Environmental Science

Entomologists Warn about how Insects will be affected by Climate Change

Entomologists Warn about how Insects will be affected by Climate Change

According to a new study, the combined effects of climate change and expanding agriculture are causing insect populations to plummet in some parts of the world, with the abundance of bugs dropping by half in the hardest-hit areas. That is a major source of concern for both people and nature. Insects frequently contribute to the formation of natural ecosystems by pollinating plants, including agricultural crops, and providing an important food source for other animals.

A team of 70 scientists from 19 countries warned in a new scientific review that if no steps are taken to protect insects from the effects of climate change, it will “dramatically reduce our ability to build a sustainable future based on healthy, functional ecosystems.”

The team painted a bleak picture of the short- and long-term effects of climate change on insects, many of which have been declining for decades, using research from around the world. Scientists say that global warming and extreme weather events are already threatening the extinction of some insects, and that the situation will only worsen if current trends continue. Some insects will be forced to migrate to cooler climates in order to survive, while others will see changes in their fertility, life cycle, and interactions with other species.

Such drastic changes to ecosystems could eventually bite people, according to Anah Espndola, an assistant professor of entomology at the University of Maryland and one of the paper’s co-authors.

“We need to realize, as humans, that we are one species out of millions of species, and there’s no reason for us to assume that we’re never going to go extinct,” Espíndola said. “These changes to insects can affect our species in pretty drastic ways.”

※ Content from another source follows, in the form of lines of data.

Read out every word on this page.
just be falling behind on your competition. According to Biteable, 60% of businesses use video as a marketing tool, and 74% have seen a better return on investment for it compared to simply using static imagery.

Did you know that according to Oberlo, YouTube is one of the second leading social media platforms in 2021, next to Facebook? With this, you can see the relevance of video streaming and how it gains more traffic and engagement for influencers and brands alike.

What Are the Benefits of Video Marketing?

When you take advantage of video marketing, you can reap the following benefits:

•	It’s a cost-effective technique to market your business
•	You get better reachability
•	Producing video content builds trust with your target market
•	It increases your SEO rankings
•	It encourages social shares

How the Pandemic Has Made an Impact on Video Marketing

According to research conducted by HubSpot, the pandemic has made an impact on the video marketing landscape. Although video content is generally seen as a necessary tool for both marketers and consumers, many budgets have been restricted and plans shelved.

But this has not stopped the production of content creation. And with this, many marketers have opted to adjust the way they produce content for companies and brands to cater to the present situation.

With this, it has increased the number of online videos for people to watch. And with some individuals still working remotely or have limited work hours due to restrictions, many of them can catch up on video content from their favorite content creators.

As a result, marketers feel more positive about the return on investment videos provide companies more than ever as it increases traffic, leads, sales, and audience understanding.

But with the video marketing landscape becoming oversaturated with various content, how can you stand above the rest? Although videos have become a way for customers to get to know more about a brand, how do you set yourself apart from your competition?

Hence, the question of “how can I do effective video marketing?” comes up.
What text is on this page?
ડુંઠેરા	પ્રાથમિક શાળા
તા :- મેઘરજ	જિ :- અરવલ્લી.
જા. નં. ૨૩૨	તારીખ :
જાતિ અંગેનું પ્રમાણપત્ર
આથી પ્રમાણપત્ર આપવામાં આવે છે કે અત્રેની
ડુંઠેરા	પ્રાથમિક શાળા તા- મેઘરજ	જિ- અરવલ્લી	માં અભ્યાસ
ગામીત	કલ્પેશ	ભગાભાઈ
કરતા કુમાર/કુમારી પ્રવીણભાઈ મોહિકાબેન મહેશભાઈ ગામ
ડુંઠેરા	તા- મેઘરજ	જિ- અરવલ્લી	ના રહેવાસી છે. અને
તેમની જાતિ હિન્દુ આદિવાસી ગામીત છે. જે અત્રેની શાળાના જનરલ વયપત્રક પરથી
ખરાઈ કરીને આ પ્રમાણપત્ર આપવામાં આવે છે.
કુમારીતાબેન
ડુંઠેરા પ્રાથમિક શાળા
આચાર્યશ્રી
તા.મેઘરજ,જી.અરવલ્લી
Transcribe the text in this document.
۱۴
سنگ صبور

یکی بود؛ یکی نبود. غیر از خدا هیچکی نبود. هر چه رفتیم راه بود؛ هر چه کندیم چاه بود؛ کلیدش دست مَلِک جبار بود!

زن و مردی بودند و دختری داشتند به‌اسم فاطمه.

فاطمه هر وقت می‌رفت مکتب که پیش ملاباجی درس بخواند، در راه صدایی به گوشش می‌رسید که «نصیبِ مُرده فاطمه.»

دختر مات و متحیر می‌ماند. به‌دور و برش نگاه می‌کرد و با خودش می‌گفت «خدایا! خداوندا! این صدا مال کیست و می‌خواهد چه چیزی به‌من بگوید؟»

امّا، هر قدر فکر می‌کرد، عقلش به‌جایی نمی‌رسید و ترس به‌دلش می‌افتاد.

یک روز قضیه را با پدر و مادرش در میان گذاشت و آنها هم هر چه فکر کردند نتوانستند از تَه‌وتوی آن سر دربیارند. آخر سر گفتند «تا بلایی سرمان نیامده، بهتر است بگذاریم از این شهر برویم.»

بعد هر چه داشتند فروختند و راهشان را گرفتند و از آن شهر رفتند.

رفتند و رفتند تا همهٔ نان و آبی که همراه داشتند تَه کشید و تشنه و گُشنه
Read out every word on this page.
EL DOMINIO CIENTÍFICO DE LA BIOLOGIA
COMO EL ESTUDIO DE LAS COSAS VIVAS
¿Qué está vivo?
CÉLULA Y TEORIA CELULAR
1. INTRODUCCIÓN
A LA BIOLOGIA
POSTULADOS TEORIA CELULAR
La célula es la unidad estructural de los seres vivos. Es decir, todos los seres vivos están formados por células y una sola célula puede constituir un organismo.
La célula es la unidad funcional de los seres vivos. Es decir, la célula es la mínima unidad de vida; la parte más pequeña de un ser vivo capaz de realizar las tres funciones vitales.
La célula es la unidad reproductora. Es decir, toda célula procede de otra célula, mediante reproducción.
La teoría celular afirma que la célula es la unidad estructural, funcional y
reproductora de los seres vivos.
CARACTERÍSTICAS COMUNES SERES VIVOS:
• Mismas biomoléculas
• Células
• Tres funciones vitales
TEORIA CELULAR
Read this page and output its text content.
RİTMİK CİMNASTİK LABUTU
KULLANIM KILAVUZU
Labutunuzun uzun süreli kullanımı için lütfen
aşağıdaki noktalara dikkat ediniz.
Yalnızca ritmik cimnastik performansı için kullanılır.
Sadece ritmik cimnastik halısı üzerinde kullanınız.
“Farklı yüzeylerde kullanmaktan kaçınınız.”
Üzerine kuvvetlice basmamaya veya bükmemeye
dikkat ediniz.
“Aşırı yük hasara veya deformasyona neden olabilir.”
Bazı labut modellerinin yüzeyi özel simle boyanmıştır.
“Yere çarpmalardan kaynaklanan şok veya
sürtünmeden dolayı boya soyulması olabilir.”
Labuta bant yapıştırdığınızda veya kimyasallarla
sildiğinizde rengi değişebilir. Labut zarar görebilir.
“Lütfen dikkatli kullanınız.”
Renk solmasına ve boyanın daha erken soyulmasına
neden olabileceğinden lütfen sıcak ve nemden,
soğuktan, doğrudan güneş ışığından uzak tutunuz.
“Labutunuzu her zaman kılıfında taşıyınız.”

We need to realize, as humans, that we are one species out of millions of species, and there’s no reason for us to assume that we’re never going to go extinct. These changes to insects can affect our species in pretty drastic ways.

Anah Espndola

Insects play an important role in ecosystems because they recycle nutrients and nourish organisms higher up the food chain, including humans. Furthermore, pollinators such as bees and butterflies are critical to the world’s food supply, and healthy ecosystems help keep pests and disease-carrying insects in check.

The team of scientists warned that these are just a few of the ecosystem services that could be jeopardized by climate change. Many insects, unlike mammals, are ectotherms, meaning they are unable to regulate their own body temperature. Because they are so dependent on external conditions, they may be more sensitive to climate change than other animals.

One way that insects cope with climate change is by shifting their range, or permanently relocating to places with lower temperatures. According to one study cited by Espíndola and other scientists, the ranges of nearly half of all insect species will diminish by 50% or more if the planet heats up 3.2°C. If warming is limited to 1.5°C – the goal of the global Paris Agreement on climate change – the ranges of 6% of insects will be affected.

Entomologists issue warning about effects of climate change on insects

Espndola, who studies how species respond to environmental changes over time, helped write the sections of the paper about range shifts. She explained that drastic changes in a species’ range can jeopardize its genetic diversity, potentially limiting its ability to adapt and survive.

Climate change, on the other hand, may increase the prevalence of some insects, to the detriment of human health and agriculture. Some disease vectors (such as mosquitoes) and crop-eating pests are expected to expand their geographical range as a result of global warming.

“Many pests are actually pretty generalist, so that means they are able to feed on many different types of plants,” Espíndola said. “And those are the insects that – based on the data – seem to be the least negatively affected by climate change.”

The team noted that the effects of climate change are frequently exacerbated by other human-caused impacts such as habitat loss, pollution, and invasive species introduction. These stressors, when combined, make it more difficult for insects to adapt to changes in their environment.

Even though insects are already feeling the effects, it is not too late to take action. The paper outlined policymakers’ and the general public’s options for protecting insects and their habitats. Scientists advocated for “transformative action” in six areas: the phase-out of fossil fuels, the reduction of air pollution, the restoration and permanent protection of ecosystems, the promotion of mostly plant-based diets, the transition to a circular economy, and the stabilization of the global human population.

The paper’s lead author, Jeffrey Harvey of the Netherlands Institute of Ecology (NIOO-KNAW) and Vrije Universiteit Amsterdam, said in a statement that urgent action is needed to protect insects and the ecosystems they support.

“Insects are tough little critters, and we should be relieved that there is still time to correct our mistakes,” Harvey said. “We urgently need policies to stabilize the global climate. Meanwhile, at both the government and individual levels, we can all work together to make urban and rural landscapes more insect-friendly.”

Individuals can help by managing public, private, or urban gardens and other green spaces in a more environmentally friendly manner, such as incorporating native plants into the mix and avoiding pesticides, as well as making significant changes in land usage when possible.